Ich bin so mega froh, dass der kleine Mann so pflegeleicht ist – und mich größtenteils hat machen lassen!

 


Ein neues Leben

So. Und nun sitze ich hier. Zwischen Kartons. Meinem ganzen, eingepackten Hab und Gut.
Für mich soll der Umzug auch in Neuanfang sein. Es MUSS ein Neuanfang sein – weil ich definitiv nicht so weitermachen kann wie in den letzten Wochen.

 

Und das in vielerlei Hinsicht...
… künftig möchte ich wieder mehr auf mich selbst schauen. Oder überhaupt wieder anfangen, auf mich zu schauen. In den letzten Monaten habe ich primär funktioniert und dafür gesorgt, dass alles läuft.
… ich habe keine Kraft mehr, ständig mit meinem Mann zu streiten.

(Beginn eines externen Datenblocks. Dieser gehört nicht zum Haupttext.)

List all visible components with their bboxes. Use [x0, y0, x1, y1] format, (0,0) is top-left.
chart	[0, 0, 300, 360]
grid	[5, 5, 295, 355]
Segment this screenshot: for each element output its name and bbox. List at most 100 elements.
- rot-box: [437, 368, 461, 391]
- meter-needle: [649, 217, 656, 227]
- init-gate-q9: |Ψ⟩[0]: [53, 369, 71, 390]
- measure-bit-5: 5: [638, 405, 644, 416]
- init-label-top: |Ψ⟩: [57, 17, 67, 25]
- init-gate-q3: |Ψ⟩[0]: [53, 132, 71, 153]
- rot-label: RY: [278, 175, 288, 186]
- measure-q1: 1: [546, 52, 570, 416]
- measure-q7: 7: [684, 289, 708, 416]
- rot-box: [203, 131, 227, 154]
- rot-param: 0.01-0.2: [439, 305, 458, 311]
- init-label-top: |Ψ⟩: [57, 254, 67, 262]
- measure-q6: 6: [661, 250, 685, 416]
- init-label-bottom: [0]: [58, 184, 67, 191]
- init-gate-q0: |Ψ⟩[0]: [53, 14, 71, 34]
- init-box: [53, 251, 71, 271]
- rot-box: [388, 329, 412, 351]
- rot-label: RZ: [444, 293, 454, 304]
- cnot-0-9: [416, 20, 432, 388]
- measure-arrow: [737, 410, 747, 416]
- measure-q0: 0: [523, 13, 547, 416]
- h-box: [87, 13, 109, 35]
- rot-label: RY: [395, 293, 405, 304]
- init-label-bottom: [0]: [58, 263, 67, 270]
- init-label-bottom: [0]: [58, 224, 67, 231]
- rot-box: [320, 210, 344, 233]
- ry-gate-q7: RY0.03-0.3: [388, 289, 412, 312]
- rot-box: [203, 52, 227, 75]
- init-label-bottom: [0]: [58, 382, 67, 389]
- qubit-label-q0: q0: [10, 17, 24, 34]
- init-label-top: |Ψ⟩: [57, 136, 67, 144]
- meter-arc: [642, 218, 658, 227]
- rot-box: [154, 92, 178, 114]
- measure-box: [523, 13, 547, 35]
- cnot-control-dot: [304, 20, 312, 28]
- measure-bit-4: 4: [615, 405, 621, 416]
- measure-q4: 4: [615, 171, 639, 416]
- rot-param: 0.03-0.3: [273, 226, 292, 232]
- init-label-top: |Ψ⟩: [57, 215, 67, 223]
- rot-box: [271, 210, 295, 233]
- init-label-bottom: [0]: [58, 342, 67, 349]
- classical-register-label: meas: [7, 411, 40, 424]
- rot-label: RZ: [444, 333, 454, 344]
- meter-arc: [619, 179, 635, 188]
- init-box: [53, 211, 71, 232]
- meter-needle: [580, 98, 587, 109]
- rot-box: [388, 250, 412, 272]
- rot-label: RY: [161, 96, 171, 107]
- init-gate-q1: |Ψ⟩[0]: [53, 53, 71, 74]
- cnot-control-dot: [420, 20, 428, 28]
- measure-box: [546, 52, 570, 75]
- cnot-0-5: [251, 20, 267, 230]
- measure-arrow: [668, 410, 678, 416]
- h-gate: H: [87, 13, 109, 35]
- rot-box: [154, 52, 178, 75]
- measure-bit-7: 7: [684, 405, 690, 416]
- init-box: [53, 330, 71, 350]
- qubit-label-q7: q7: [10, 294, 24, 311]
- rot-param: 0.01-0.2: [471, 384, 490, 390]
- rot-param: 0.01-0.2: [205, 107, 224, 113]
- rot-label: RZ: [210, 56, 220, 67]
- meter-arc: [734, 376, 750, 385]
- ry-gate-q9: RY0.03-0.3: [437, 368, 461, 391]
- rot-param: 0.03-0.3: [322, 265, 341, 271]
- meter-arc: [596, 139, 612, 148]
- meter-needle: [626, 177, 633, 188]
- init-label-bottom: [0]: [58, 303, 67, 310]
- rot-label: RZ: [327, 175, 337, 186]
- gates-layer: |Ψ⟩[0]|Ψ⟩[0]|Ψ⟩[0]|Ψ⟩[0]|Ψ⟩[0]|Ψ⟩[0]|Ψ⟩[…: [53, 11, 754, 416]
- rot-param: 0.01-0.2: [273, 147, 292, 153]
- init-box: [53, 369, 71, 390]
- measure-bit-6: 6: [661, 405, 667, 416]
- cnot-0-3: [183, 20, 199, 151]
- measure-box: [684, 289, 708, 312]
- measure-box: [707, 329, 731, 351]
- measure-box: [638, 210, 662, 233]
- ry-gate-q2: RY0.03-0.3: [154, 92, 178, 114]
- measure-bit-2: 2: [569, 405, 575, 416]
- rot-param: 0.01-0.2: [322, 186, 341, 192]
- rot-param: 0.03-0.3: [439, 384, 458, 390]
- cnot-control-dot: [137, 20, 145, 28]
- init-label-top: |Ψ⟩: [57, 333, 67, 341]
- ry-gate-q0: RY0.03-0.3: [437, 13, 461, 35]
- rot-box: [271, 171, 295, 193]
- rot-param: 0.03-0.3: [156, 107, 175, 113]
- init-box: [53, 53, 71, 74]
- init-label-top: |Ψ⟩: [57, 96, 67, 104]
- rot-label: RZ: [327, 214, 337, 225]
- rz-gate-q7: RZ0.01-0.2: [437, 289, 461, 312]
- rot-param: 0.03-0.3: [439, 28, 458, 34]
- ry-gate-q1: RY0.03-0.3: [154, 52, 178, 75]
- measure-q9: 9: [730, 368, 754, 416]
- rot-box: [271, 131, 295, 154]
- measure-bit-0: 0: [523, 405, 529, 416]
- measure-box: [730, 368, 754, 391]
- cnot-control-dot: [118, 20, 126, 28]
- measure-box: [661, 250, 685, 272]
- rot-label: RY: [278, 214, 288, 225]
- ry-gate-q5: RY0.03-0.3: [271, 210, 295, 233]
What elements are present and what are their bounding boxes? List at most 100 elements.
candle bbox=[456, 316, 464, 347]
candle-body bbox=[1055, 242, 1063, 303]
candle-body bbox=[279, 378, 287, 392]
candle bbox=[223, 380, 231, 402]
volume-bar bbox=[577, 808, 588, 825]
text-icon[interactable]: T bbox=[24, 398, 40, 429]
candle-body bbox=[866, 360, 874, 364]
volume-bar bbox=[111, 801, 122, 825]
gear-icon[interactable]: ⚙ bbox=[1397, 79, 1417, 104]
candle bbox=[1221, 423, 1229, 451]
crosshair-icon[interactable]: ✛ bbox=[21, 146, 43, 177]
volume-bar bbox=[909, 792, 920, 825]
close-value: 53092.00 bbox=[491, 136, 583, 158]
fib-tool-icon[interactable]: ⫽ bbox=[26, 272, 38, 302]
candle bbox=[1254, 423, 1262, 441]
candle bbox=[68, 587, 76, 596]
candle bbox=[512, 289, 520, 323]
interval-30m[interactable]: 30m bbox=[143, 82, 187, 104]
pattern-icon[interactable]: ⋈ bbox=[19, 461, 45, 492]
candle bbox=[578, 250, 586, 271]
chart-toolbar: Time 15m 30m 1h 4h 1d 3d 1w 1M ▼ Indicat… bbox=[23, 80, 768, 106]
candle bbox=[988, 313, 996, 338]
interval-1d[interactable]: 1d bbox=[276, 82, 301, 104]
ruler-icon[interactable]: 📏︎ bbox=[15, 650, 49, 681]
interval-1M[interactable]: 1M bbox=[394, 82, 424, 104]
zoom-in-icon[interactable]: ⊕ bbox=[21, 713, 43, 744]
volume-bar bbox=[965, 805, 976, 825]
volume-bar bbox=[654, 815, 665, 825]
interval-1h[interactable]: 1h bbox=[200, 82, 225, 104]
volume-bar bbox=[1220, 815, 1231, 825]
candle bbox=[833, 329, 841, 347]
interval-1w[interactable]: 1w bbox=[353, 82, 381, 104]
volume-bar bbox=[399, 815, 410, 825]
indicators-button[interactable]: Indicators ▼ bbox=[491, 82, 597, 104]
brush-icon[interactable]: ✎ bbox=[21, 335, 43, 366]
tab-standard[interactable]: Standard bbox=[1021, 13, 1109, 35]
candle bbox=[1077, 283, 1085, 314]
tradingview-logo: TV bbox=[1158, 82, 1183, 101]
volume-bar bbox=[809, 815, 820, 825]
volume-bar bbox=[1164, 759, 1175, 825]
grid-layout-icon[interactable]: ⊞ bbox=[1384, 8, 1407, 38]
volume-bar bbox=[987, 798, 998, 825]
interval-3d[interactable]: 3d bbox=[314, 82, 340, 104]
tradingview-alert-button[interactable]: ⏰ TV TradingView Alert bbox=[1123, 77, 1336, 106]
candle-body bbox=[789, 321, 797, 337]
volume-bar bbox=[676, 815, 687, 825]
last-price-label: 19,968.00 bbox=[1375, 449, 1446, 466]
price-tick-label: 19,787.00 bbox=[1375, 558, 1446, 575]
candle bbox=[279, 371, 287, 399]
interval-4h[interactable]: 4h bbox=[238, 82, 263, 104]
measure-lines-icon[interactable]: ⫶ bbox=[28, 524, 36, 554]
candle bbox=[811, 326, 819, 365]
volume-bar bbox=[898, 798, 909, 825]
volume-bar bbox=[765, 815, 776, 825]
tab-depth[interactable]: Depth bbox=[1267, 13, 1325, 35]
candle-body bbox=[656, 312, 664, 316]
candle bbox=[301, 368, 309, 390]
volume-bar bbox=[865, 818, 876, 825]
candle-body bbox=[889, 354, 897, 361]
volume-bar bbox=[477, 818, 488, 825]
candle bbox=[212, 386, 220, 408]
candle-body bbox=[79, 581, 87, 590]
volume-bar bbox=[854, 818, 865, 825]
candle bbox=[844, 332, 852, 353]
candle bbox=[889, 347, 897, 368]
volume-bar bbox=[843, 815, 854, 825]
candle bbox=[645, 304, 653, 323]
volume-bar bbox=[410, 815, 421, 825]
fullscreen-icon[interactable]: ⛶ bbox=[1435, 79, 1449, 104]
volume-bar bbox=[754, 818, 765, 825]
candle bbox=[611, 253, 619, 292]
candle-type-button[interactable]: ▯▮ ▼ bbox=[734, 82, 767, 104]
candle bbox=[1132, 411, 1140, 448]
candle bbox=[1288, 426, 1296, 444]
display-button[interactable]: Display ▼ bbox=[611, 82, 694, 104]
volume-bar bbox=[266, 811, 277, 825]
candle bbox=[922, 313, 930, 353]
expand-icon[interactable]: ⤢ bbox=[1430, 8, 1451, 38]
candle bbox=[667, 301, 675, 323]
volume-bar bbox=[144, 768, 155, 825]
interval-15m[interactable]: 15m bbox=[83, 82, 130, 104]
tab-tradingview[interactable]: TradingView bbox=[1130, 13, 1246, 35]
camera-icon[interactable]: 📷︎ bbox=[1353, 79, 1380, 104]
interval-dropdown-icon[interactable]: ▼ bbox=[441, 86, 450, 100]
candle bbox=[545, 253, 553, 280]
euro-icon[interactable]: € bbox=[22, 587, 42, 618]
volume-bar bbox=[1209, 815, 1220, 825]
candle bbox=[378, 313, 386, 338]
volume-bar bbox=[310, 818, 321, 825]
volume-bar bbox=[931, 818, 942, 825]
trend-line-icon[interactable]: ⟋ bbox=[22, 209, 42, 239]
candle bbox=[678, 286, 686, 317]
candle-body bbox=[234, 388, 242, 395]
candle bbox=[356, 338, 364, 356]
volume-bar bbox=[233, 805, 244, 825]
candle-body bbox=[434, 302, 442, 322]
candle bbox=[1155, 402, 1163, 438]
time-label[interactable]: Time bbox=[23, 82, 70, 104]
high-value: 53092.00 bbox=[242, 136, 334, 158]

Ich kann es einfach nicht mehr. Ständig dasselbe sagen, um wieder festzustellen, dass es nicht ankommt oder nicht interessiert. Ich werde mich mehr auf mich und die Kinder konzentrieren und ihn machen lassen.
… mein Alltag soll wieder mehr Struktur bekommen. Das hat in den letzten Wochen, natürlich auch bedingt durch den Babymann, alles sehr gelitten.
… auch der Haushalt und unsere Finanzen sollen mehr Struktur bekommen.

ich möchte wieder mehr auch mit den beiden großen Kindern machen. Die Kinder wieder früher aus der Kita abholen. Seit der Schwangerschaft mit Kind 3, in der ich bei Weitem nicht so konnte wie ich gerne gewollt hätte, hat die gemeinsame Zeit unter der Woche doch sehr gelitten. Wobei ich auch weis, dass meine Jungs gerne in die Kita gehen und die Zeit dort genießen.

wenn die neue Wohnung fertig ist und ich mich damit nicht mehr beschäftigen muss, möchte ich endlich das Projekt „Abnehmen 2.0“ in Angriff nehmen. Ich ertrage einfach mein Spiegelbild nicht mehr und will mich selbst wieder geil finden. Mindestens 30kg müssen runter, besser 40kg.

 
Ich bin sehr gespannt, was davon wirklich umgesetzt wird bzw. wann ich dann was in Angriff nehme. Und was an neuen, unvorhergesehenen Problemen dazwischen kommt. Aktuell bin ich noch sehr motiviert. Aber jetzt muss erstmal der Umzug gut über die Bühne gehen.
Die beiden Großen sind das ganze Wochenende bei den Großeltern. Ich werde morgen früh mit dem Babymann rüber fahren und schonmal die Küche einräumen. Und das Bad schrubben – da der Installateur erst gestern da war, haben wir das bisher gelassen.
Schleppen dürfen die großen, starken Männer. Ich habe leider schon beim Hin- und Hertragen der Kartons hier in der Wohnung gemerkt, dass der letzte Kaiserschnitt noch nicht so lange her ist – ich würde mir keinen Gefallen tun, wenn ich morgen mit tragen würde.

Und dann starten wir morgen in einen neuen, hoffentlich besseren, Lebensabschnitt.